Everyone in Brussels drives. Gas is expensive (though diesel is cheaper). Public transport is good (not excellent) and relatively cheap. Parking and traffic are a nightmare. Brussels is not a city built around the car. Still, everyone drives.

Expats here for short term stays bring their cars. Our eco-friendly, left-leaning, downtown-dwelling landlords have a car. When people give you directions somewhere, they tell you how to drive there and are surprised when you say you’re on foot. We are an anomaly.

We’ve signed up for a prenatal class with the BCT in Brussels. The course takes place in the suburb of Terverun and starts next week. We were given instructions to get there – by car. This apparently poses no problem for the others on the course, but getting there on public transport for 7:30pm on a weekday will take us well over an hour and requires a tram, a subway and a regional (not city) bus. A taxi would cost €40 + each way. I decided to look into car sharing.

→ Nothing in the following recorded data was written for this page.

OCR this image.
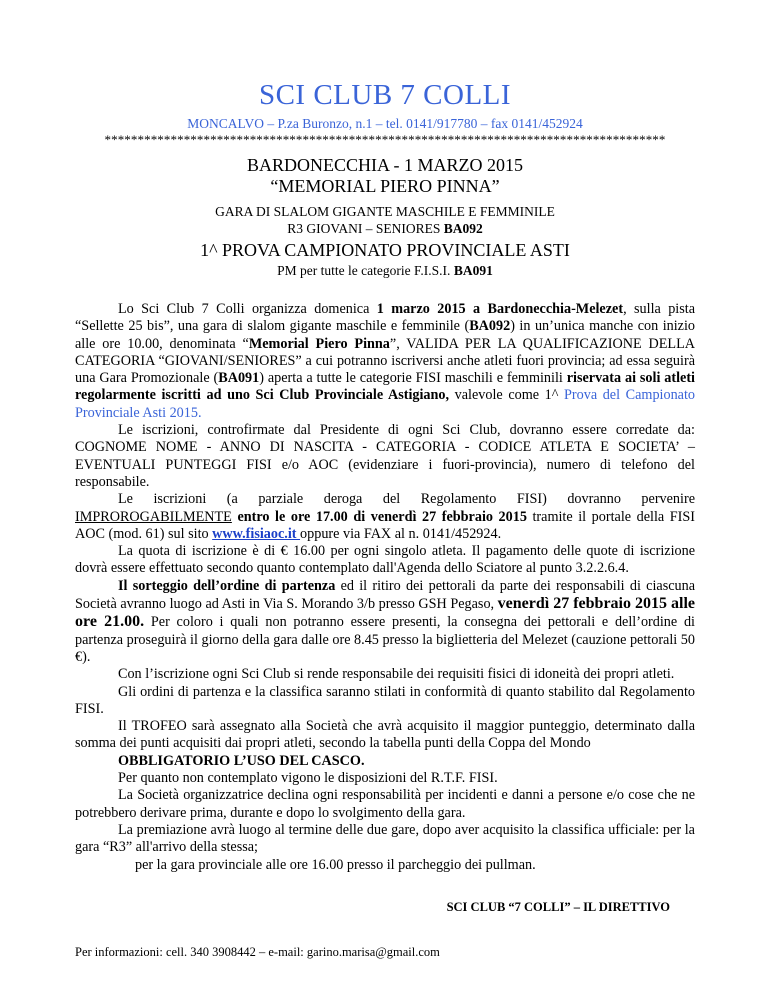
SCI CLUB 7 COLLI
MONCALVO – P.za Buronzo, n.1 – tel. 0141/917780 – fax 0141/452924
*************************************************************************************
BARDONECCHIA - 1 MARZO 2015
“MEMORIAL PIERO PINNA”
GARA DI SLALOM GIGANTE MASCHILE E FEMMINILE
R3 GIOVANI – SENIORES BA092
1^ PROVA CAMPIONATO PROVINCIALE ASTI
PM per tutte le categorie F.I.S.I. BA091

Lo Sci Club 7 Colli organizza domenica 1 marzo 2015 a Bardonecchia-Melezet, sulla pista “Sellette 25 bis”, una gara di slalom gigante maschile e femminile (BA092) in un’unica manche con inizio alle ore 10.00, denominata “Memorial Piero Pinna”, VALIDA PER LA QUALIFICAZIONE DELLA CATEGORIA “GIOVANI/SENIORES” a cui potranno iscriversi anche atleti fuori provincia; ad essa seguirà una Gara Promozionale (BA091) aperta a tutte le categorie FISI maschili e femminili riservata ai soli atleti regolarmente iscritti ad uno Sci Club Provinciale Astigiano, valevole come 1^ Prova del Campionato Provinciale Asti 2015.

Le iscrizioni, controfirmate dal Presidente di ogni Sci Club, dovranno essere corredate da: COGNOME NOME - ANNO DI NASCITA - CATEGORIA - CODICE ATLETA E SOCIETA’ – EVENTUALI PUNTEGGI FISI e/o AOC (evidenziare i fuori-provincia), numero di telefono del responsabile.

Le iscrizioni (a parziale deroga del Regolamento FISI) dovranno pervenire IMPROROGABILMENTE entro le ore 17.00 di venerdì 27 febbraio 2015 tramite il portale della FISI AOC (mod. 61) sul sito www.fisiaoc.it oppure via FAX al n. 0141/452924.

La quota di iscrizione è di € 16.00 per ogni singolo atleta. Il pagamento delle quote di iscrizione dovrà essere effettuato secondo quanto contemplato dall'Agenda dello Sciatore al punto 3.2.2.6.4.

Il sorteggio dell’ordine di partenza ed il ritiro dei pettorali da parte dei responsabili di ciascuna Società avranno luogo ad Asti in Via S. Morando 3/b presso GSH Pegaso, venerdì 27 febbraio 2015 alle ore 21.00. Per coloro i quali non potranno essere presenti, la consegna dei pettorali e dell’ordine di partenza proseguirà il giorno della gara dalle ore 8.45 presso la biglietteria del Melezet (cauzione pettorali 50 €).

Con l’iscrizione ogni Sci Club si rende responsabile dei requisiti fisici di idoneità dei propri atleti.

Gli ordini di partenza e la classifica saranno stilati in conformità di quanto stabilito dal Regolamento FISI.

Il TROFEO sarà assegnato alla Società che avrà acquisito il maggior punteggio, determinato dalla somma dei punti acquisiti dai propri atleti, secondo la tabella punti della Coppa del Mondo

OBBLIGATORIO L’USO DEL CASCO.

Per quanto non contemplato vigono le disposizioni del R.T.F. FISI.

La Società organizzatrice declina ogni responsabilità per incidenti e danni a persone e/o cose che ne potrebbero derivare prima, durante e dopo lo svolgimento della gara.

La premiazione avrà luogo al termine delle due gare, dopo aver acquisito la classifica ufficiale: per la gara “R3” all'arrivo della stessa;

per la gara provinciale alle ore 16.00 presso il parcheggio dei pullman.

SCI CLUB “7 COLLI” – IL DIRETTIVO
Per informazioni: cell. 340 3908442 – e-mail: garino.marisa@gmail.com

Cambio, a Belgian car sharing company, seemed like a great option. Affordable, efficient and easy-to-use, it’s the best way to have a car at our disposal without the hassle/expense of actually owning one. I tried to sign up. Hitch (because there’s always one): you need a European driver’s license to participate. As Canadians, how do we get one? We’re taken right back to the bureaucratic bazarre of Belgium, with a few Canadian idiosyncrasies thrown in for good measure.

Apparently, in 2006 (as DFAIT is proud to announce) Belgium signed a reciprocal agreement with Canada allowing drivers to have their licenses recognized and exchanged upon relocation to the new country. Luck!? Maybe. There are two potential glitches:

(1) You have to go to the commune. Not again! Trepidation sets in. But DFAIT promises it’s easy. All you need is your residence card (still waiting for that – and likely will be for months), your Canadian drivers’ license (no problem) and a letter from your provincial ministry of transport saying when you passed your test (there’s a Canadian phone number to call to get one. I’m skeptical). However…

(2) … since driver licensing is under provincial jurisdiction in Canada, the Belgian minister has only gotten around to signing the agreement with Alberta, Quebec and Ontario. So if you acquired your license in any other province, tough luck. Our ministry of transport letter would have to come from Manitoba since we both passed our tests there. Because Manitoba’s minister of transport isn’t in on the deal, we technically don’t qualify for the Belgium-Canada reciprocal agreement.

There’s a glimmer of hope, though. Given our experience at the commune so far, we can hope the employee has had his café and croissant – and that he isn’t all that familiar with Belgian-Canadian drivers’ license exchanges to recognize our lack of documentation. I bet that if I bring a copy of my passport, three ID photos and euros in cash, he’ll ignore the missing letter.